1. Field of the Invention
The present invention relates generally to portable extension poles. In more specific aspects, the present invention relates to portable poles used in the electrical distribution system field and methods associated therewith.
2. Description of the Related Art
The accessibility of electrical power distribution lines varies substantially because the lines are installed both above ground at various elevations and below ground in underground electric power distribution systems. As a result of such a highly diverse and non-uniform manner in which the electrical power distribution lines are positioned and mounted, the access distances between the electrical power distribution lines and the maintenance personnel vary substantially. For example, an above ground electrical power distribution line may be 10 feet or more from the maintenance person thus requiring a pole of at least 10 feet in length in order to reach the line. On the other hand, a below ground electrical power distribution line may be only 5 feet or less from the maintenance person, thus requiring a much shorter pole than would be required for the above ground scenario. In order to be properly prepared under such highly diverse and nonuniform conditions, maintenance personnel have been typically provided telescoping poles (sticks) or a selection of poles of varying lengths in order to properly accomplish various tasks without being required to go back to homebase to obtain a properly sized portable electrical power distribution line pole.
Telescoping poles are well known in the art and have been used for a great number of fields including the electrical power distribution field as one methodology in meeting the needs of the maintenance personnel faced with the possibility of such highly diverse and nonuniform reach distances. The use of telescoping poles is often preferred over the use of various non-telescoping or fixedly sized poles, except in certain exceptions some of which are described below, as they tend to conserve space. The telescoping poles are generally constructed from a plurality of individual telescoping sections that are generally relatively short in length and circular in cross section. By their nature, the individual telescoping sections fit one inside the other when not in use, i.e., an inner pole is disposed within an outer pole having a larger diameter than that of the inner pole. Such telescoping-type poles generally permit a selected number of sections to be extended to provide the maintenance personnel a pole of the required length.
An important feature of telescoping poles is the ability to lock individual sections of the pole at a desired telescoped extension length by means of a locking pin, button, screw, or other such fastener. Thus, the individual sections of the telescoping poles typically include a connector to lock an internal pole within the outer pole, locking select individual sections together to permit the extension of the individual sections and selective adjustment of the overall length of the telescoping pole. For example, each of the individual sections can have a spring-biased button which passes through a hole formed in an adjacent outer cylindrical section. When the hole and the button engage, the pole is mechanically locked into position and can be released by manual pressure on the button. The means for locking the individual sections of the telescoping pole can, however, be problematic. For example, when a user tries to extend or retract individual sections of the telescoping pole, the inner pole sections often tend to rotate with respect to an adjacent outer pole segment. This rotation typically results in a misalignment of the button of the inner pole section with the corresponding hole in the adjacent outer pole section which prevents engagement of the hole with the button. The user typically cannot see the button of the inner pole section and must radially twist the two pole sections relative to each other to “feel” for the button in order to align the button with the hole of the adjacent outer pole section until engagement occurs. This problem is exacerbated when trying to retract all of the pole sections such that a single button engages each of the holes of corresponding adjacent outer pole sections. The user must successively align the button on the innermost pole section with holes in each of the outermost pole sections which then also must align with each other.

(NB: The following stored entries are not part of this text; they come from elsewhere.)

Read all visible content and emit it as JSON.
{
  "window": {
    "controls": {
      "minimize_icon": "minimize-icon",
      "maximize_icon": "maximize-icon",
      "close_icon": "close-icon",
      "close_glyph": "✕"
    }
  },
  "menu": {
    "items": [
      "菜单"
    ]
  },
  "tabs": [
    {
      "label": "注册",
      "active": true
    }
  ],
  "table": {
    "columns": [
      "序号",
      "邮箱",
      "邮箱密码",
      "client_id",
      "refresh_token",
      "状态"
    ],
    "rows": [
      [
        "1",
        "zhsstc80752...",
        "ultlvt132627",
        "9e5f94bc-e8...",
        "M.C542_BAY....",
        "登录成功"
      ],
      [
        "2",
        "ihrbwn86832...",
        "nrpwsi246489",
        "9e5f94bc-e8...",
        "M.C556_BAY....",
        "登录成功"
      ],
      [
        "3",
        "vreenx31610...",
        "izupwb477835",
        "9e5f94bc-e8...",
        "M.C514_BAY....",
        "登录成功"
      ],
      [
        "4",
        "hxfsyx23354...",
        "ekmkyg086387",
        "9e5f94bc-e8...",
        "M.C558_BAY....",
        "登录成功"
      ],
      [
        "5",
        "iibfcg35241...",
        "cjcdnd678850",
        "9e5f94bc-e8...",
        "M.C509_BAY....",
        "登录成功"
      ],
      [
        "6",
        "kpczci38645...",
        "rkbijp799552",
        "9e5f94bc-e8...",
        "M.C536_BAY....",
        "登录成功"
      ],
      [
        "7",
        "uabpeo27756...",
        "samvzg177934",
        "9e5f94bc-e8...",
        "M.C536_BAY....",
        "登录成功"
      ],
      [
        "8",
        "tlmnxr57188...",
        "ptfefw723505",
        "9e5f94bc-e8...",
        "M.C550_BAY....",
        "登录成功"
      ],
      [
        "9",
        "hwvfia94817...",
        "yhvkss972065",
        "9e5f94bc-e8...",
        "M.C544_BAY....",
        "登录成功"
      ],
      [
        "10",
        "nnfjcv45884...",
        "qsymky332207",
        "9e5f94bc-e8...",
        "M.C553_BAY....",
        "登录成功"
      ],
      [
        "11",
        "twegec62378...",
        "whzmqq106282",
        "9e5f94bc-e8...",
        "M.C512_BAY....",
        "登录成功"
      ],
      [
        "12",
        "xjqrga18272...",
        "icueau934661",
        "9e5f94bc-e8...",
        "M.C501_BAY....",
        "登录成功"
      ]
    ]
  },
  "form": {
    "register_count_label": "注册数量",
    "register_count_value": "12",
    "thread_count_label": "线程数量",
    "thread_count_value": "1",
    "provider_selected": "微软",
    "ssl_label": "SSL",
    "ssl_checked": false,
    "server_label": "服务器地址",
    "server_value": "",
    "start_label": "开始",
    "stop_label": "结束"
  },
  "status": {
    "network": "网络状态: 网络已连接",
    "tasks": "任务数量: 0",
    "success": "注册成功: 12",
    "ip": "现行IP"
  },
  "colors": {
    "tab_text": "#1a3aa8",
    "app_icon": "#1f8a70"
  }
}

Various strategies to overcome this problem with respect to various types of telescoping poles not necessarily to use on electrical distribution lines have included the use of alignment marks in the form of a notch or some other indicia. These markings, however, tend to be difficult for maintenance personnel to see, especially when faced with bad weather or low-light conditions. These markings also have been shown to be even less effective when used to align the poles during retraction. Applicant has, therefore, recognized a need for a telescoping pole for use with the electrical power distribution lines that provides alignment indicators on each pole section that align with each other to further enhance the ease of alignment of the respective telescoping pole sections during both extension and retraction.

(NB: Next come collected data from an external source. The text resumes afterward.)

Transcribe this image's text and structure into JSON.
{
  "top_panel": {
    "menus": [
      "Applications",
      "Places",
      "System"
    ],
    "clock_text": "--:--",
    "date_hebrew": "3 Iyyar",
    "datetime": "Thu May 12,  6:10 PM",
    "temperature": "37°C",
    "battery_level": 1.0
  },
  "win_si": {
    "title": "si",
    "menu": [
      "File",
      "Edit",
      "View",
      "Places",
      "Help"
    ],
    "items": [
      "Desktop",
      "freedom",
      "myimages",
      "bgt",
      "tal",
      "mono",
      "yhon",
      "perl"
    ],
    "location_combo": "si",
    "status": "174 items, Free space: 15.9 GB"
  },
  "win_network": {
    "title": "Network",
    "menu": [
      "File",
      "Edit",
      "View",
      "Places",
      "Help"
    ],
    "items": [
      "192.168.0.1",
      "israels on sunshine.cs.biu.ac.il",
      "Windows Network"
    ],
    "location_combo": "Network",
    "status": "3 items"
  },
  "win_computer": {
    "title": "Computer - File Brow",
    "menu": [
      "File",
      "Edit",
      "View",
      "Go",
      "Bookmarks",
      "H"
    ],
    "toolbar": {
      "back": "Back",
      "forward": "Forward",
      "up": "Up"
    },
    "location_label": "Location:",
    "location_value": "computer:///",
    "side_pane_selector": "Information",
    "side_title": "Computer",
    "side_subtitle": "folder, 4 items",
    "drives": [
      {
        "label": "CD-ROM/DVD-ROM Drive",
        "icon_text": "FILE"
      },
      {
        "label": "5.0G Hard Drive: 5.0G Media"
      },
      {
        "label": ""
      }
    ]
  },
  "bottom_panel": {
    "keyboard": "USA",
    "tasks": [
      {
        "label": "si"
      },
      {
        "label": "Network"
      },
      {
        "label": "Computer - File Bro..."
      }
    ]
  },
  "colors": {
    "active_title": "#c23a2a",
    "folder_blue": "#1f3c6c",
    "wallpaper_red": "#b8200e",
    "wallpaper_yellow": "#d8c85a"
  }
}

Another significant feature of the telescoping pole is the ability to manipulate a tool at the farthest most end of a pole section with the telescoping pole either partially or fully extended. Often, maintenance personnel have faced difficulty in manipulating the tool due to the distance between the eyes of the user and the tool itself, the chief complaint being that it is difficult to visualize the direction (spatial orientation) of the tool at the end of the telescoping pole. The maintenance personnel have typically attempted to overcome this difficulty by positioning the telescoping pole close to the ground and rotating the pole to orient the tool in a specific reference orientation and then attempt to maintain the tool in that position by not rotating the pole while repositioning the tool adjacent the area of interest. This has proved only marginally successful as the telescoping pole is often inadvertently rotated during the repositioning process. Correspondingly, Applicant has, therefore, also recognized a need for a telescoping pole for use with the electrical power distribution lines that provides alignment indicators on the nearest most pole section to provide the user continuous visualization of the direction of the utility power line tool at its farthest most end when manipulating the telescoping pole at its nearest most end.

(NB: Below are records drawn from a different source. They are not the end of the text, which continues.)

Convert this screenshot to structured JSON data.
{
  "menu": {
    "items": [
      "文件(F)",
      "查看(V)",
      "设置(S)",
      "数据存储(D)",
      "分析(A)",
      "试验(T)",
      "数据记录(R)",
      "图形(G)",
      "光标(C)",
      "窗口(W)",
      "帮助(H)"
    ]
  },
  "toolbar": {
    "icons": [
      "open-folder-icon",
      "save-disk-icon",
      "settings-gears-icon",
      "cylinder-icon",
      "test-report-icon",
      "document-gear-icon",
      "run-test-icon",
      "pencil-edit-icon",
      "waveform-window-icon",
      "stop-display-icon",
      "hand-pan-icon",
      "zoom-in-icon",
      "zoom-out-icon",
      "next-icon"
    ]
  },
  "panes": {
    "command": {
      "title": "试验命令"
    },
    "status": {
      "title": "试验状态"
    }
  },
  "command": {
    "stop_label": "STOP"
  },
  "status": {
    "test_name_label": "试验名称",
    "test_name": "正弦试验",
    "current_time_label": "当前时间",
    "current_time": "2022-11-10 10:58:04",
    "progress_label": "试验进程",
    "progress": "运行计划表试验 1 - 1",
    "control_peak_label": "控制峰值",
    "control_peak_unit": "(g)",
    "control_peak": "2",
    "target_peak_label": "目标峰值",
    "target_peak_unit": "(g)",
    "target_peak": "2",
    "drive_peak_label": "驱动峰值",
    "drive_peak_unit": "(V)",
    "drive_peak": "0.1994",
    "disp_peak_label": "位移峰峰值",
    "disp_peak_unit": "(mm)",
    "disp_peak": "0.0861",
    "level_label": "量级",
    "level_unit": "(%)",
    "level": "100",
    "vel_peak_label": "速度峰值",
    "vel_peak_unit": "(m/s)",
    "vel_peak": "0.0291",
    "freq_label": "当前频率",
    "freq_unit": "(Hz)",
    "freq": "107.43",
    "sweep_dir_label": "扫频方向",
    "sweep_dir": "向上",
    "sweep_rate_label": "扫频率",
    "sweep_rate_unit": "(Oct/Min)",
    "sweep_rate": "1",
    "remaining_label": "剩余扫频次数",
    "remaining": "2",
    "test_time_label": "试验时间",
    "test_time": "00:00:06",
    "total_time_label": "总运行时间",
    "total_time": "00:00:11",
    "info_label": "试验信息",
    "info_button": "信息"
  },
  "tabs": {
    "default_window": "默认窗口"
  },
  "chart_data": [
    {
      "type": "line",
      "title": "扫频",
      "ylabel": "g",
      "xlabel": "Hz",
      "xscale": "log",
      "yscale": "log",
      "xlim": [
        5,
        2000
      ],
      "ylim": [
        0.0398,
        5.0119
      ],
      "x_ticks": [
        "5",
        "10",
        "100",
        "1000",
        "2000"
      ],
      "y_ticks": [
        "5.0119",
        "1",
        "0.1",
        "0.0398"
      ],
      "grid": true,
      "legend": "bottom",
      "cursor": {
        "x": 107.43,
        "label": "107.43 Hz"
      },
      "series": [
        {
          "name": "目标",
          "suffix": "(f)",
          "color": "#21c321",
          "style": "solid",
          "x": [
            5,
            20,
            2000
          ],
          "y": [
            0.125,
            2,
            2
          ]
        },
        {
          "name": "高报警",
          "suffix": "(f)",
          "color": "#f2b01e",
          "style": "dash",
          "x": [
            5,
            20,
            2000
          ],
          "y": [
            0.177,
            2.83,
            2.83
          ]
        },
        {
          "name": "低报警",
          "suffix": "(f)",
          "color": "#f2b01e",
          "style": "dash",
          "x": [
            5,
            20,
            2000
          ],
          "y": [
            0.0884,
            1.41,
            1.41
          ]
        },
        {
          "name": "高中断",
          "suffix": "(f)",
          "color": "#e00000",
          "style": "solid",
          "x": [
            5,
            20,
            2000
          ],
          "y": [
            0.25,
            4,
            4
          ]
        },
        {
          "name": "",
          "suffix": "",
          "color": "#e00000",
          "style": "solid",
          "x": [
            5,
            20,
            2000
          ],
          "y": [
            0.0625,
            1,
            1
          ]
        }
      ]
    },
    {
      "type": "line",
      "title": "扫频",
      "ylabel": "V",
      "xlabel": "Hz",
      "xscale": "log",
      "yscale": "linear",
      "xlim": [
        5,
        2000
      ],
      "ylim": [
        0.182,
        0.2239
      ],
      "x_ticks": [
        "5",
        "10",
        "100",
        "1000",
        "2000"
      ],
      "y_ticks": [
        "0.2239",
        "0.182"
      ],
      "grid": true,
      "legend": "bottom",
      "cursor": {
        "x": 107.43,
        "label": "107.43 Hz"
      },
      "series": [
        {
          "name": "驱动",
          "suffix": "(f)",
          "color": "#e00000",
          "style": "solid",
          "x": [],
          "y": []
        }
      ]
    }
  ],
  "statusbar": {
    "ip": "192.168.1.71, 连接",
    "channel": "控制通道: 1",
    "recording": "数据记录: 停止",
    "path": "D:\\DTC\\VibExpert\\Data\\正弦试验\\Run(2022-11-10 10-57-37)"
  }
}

As stated above, in some electrical power line distribution maintenance procedures, such as when installing “hot line” clamps, the typical telescoping pole is not typically used in favor of use of a heavier gauge pole having an insulated head section often referred to as a clamps stick or a shotgun stick. The shotgun stick includes a hook or jaw generally positioned within the insulated head section and capable of gripping a clamp or another tool. When used with respect to a hot line clamp, the hook or jaw will be opened to release the clamp. In such position, the hook extends outwardly and radially from the insulated head section. The shotgun stick can be fairly long and thus succumbs to the same problem described above with respect to the telescoping pole. When used to manipulate a tool, maintenance personnel face difficulty due to the distance between their eyes and the tool itself. As with telescoping poles, the chief complaint is that it is difficult to visualize the direction or spatial orientation of the tool at the end of the pole. When used to install a hot line clamp, maintenance personnel are faced with even greater difficulty because of the necessity for knowing the radial direction the hook or jaw will extend prior to releasing the clamp. As with the visualization problem described with respect to telescoping poles, the maintenance personnel have typically attempted to maintain spatial orientation of the head section by propositioning the orientation of the head section with the head section close to the ground, using that initial position in an attempt to maintain spatial orientation of the head unit while positioned adjacent the electrical power distribution lines. This too has also proved only marginally successful. Thus, as inherently stated above, Applicant has recognized a need for various length poles for use with the electrical power distribution lines that have an alignment indicator to provide the user continuous visualization of the direction of the utility power line tool at its farthest most end when manipulating the pole at its nearest most end.